En 12 juegos de primavera, el segunda base presenta una línea ofensiva de .118/.167/.206, acompañada de una elevada tasa de ponches del 33,3%, muy por encima del 16,7% que registró en la temporada 2025. Aunque las estadísticas primaverales suelen tomarse con cautela, el contexto reciente da mayor peso a estos números.
El cierre de la campaña pasada tampoco fue alentador para Altuve. Durante la segunda mitad de 2025 dejó promedio de .247/.319/.407, con apenas nueve jonrones y 25 carreras impulsadas. Según el periodista Esteban Parello, gran parte de su producción anual se concentró en julio, mes en el que superó el 1.000 de OPS y elevó su rendimiento global.

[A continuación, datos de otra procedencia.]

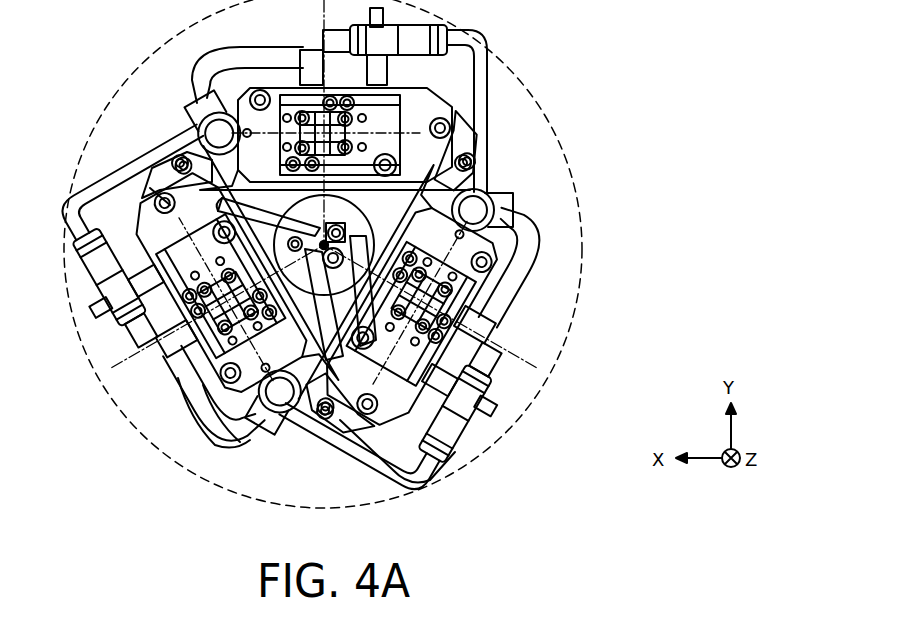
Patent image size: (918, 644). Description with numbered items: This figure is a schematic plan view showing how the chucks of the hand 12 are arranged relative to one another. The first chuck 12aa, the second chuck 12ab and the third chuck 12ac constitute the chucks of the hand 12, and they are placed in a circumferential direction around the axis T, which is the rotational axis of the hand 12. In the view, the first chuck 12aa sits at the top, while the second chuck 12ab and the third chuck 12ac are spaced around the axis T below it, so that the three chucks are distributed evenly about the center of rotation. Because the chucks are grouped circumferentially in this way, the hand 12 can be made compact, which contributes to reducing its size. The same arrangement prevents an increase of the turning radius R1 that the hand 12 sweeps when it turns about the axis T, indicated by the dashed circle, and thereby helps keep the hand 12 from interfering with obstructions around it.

The hand 12 is at (566, 57).
The first chuck 12aa is at (270, 95).
The second chuck 12ab is at (189, 354).
The third chuck 12ac is at (483, 289).
The axis T is at (326, 244).
The turning radius R1 is at (578, 192).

Entre los factores que explican este bajón destacan cambios en su enfoque al batear. Altuve incrementó su tasa de swings fuera de la zona de strike, lo que afectó su capacidad de contacto, además de registrar una ligera disminución en la velocidad del bate. Aunque la variación es mínima en cifras, su impacto ha sido notable en la calidad de los batazos.
A pesar de este panorama, el venezolano sigue proyectándose como una pieza clave en la ofensiva de Houston. Su desempeño al inicio de la temporada regular será determinante para establecer si se trata de un momento pasajero o el inicio de una tendencia más preocupante.